WASHINGTON — A Massachusetts judge ruled Aug. 30 that Theodore McCarrick, a 93-year-old former U.S. Cardinal, was not competent enough, due to advanced dementia, to stand trial on charges of sexual abuse in that state.
Dedham District Court Judge Paul McCallum, who announced the ruling, granted the prosecution’s request to dismiss the charges against McCarrick for sexually assaulting a teenage boy in Massachusetts in 1974.
The alleged assault happened at a wedding reception at Wellesley College. The accuser, who was 11 years old at the time, told police that the former prelate also continued to abuse him years later.
During the Aug. 30 hearing, Dr. Kerry Nelligan, a forensic psychologist, said McCarrick suffers significant cognitive deficits and suffers from dementia.
A report by The Associated Press said Nelligan testified that McCarrick not only “currently has these deficits,” but she added that he was not able to recall what had been discussed from one hour to the next, and no medications could help that.
Without being able to remember discussions, he could not participate with his lawyers in his defense, she said.
McCarrick, the only U.S. Cardinal ever charged with sex crimes, appeared via a video link during the hearing but did not speak. He has previously denied allegations against him and pleaded not guilty in 2021 in the Massachusetts case.
He was also charged in April with sexually assaulting an 18-year-old in Wisconsin in 1977.

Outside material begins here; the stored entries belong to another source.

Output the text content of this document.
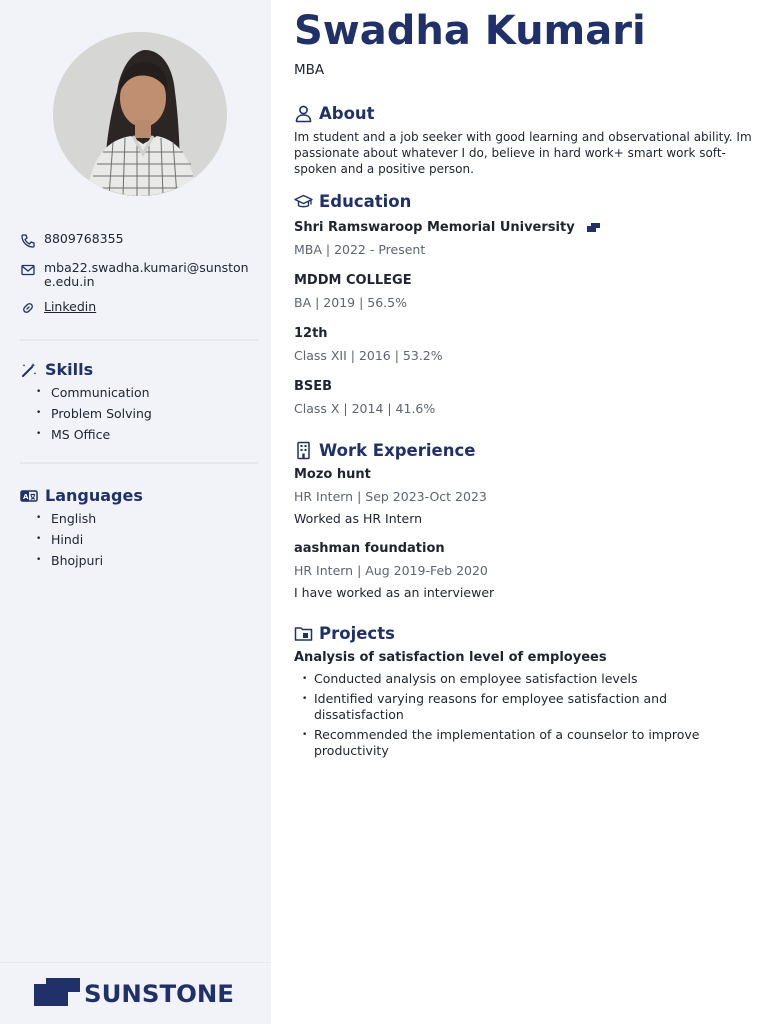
8809768355
mba22.swadha.kumari@sunstone.edu.in
Linkedin
Skills
• Communication
• Problem Solving
• MS Office
A Languages
• English
• Hindi
• Bhojpuri
SUNSTONE
Swadha Kumari
MBA
About

Im student and a job seeker with good learning and observational ability. Im passionate about whatever I do, believe in hard work+ smart work soft-spoken and a positive person.

Education
Shri Ramswaroop Memorial University
MBA | 2022 - Present
MDDM COLLEGE
BA | 2019 | 56.5%
12th
Class XII | 2016 | 53.2%
BSEB
Class X | 2014 | 41.6%
Work Experience
Mozo hunt
HR Intern | Sep 2023-Oct 2023
Worked as HR Intern
aashman foundation
HR Intern | Aug 2019-Feb 2020
I have worked as an interviewer
Projects
Analysis of satisfaction level of employees
• Conducted analysis on employee satisfaction levels
• Identified varying reasons for employee satisfaction and dissatisfaction
• Recommended the implementation of a counselor to improve productivity
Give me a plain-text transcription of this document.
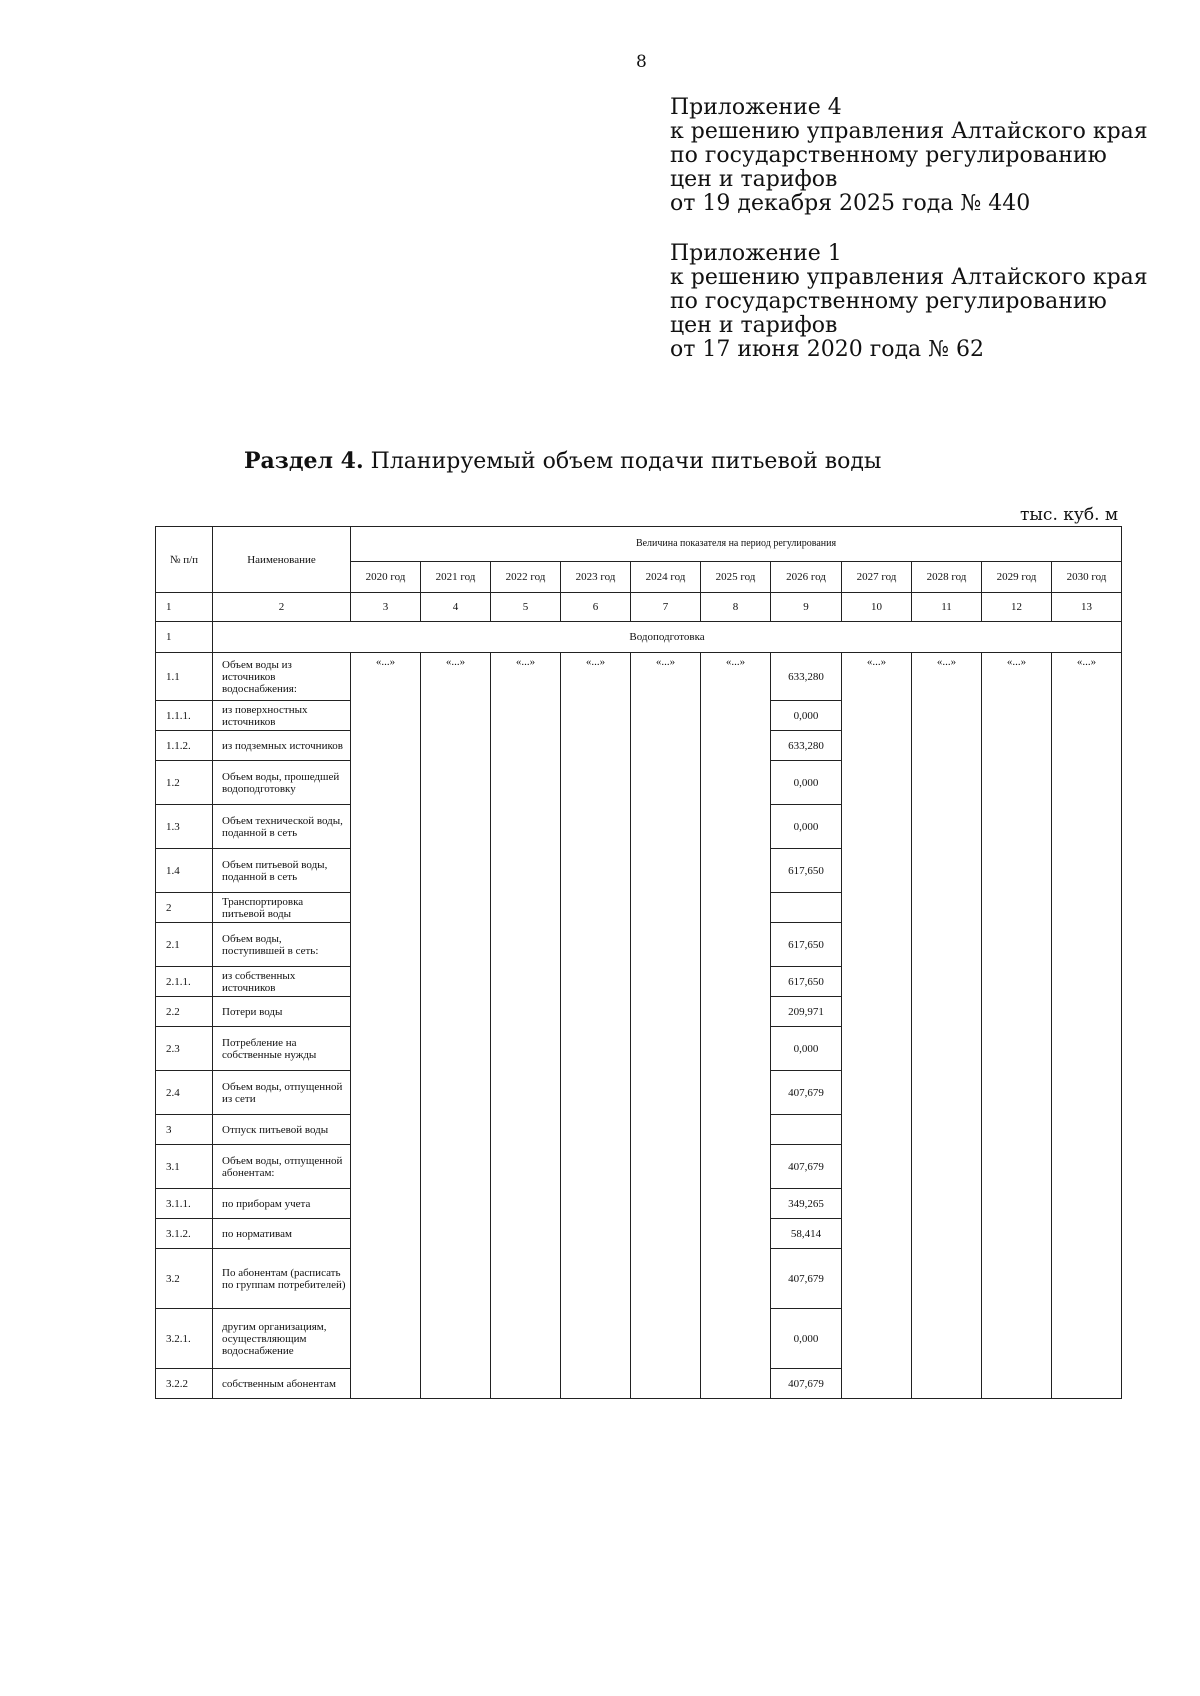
8
Приложение 4
к решению управления Алтайского края
по государственному регулированию
цен и тарифов
от 19 декабря 2025 года № 440
Приложение 1
к решению управления Алтайского края
по государственному регулированию
цен и тарифов
от 17 июня 2020 года № 62
Раздел 4. Планируемый объем подачи питьевой воды
тыс. куб. м
№ п/п	Наименование	Величина показателя на период регулирования										
		2020 год	2021 год	2022 год	2023 год	2024 год	2025 год	2026 год	2027 год	2028 год	2029 год	2030 год
1	2	3	4	5	6	7	8	9	10	11	12	13
1	Водоподготовка											
1.1	Объем воды из источников водоснабжения:	«...»	«...»	«...»	«...»	«...»	«...»	633,280	«...»	«...»	«...»	«...»
1.1.1.	из поверхностных источников							0,000				
1.1.2.	из подземных источников							633,280				
1.2	Объем воды, прошедшей водоподготовку							0,000				
1.3	Объем технической воды, поданной в сеть							0,000				
1.4	Объем питьевой воды, поданной в сеть							617,650				
2	Транспортировка питьевой воды											
2.1	Объем воды, поступившей в сеть:							617,650				
2.1.1.	из собственных источников							617,650				
2.2	Потери воды							209,971				
2.3	Потребление на собственные нужды							0,000				
2.4	Объем воды, отпущенной из сети							407,679				
3	Отпуск питьевой воды											
3.1	Объем воды, отпущенной абонентам:							407,679				
3.1.1.	по приборам учета							349,265				
3.1.2.	по нормативам							58,414				
3.2	По абонентам (расписать по группам потребителей)							407,679				
3.2.1.	другим организациям, осуществляющим водоснабжение							0,000				
3.2.2	собственным абонентам							407,679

In February, McCarrick’s attorneys asked the court to dismiss the Massachusetts case, saying a professor of psychiatry had examined him and concluded that he has dementia, likely Alzheimer’s disease.
At that time, lawyers said McCarrick had a limited understanding of the criminal proceedings against him.
Four months later, an expert hired by the state of Massachusetts to conduct an evaluation of McCarrick similarly said the former cardinal was not competent to stand trial on the criminal sex abuse charges against him in the state.
McCarrick was defrocked by Pope Francis in 2019 after an internal investigation found he had abused minors and seminarians for decades.
Mathew Schmalz, professor of religious studies at the College of the Holy Cross in Worcester, Massachusetts, said the judge’s decision “will hurt victims, to be sure.”
He said the bigger issue is “why warnings about McCarrick went unheeded for so long. The investigation into McCarrick shouldn’t end with the prosecutors’ decision in this specific aspect of his case.”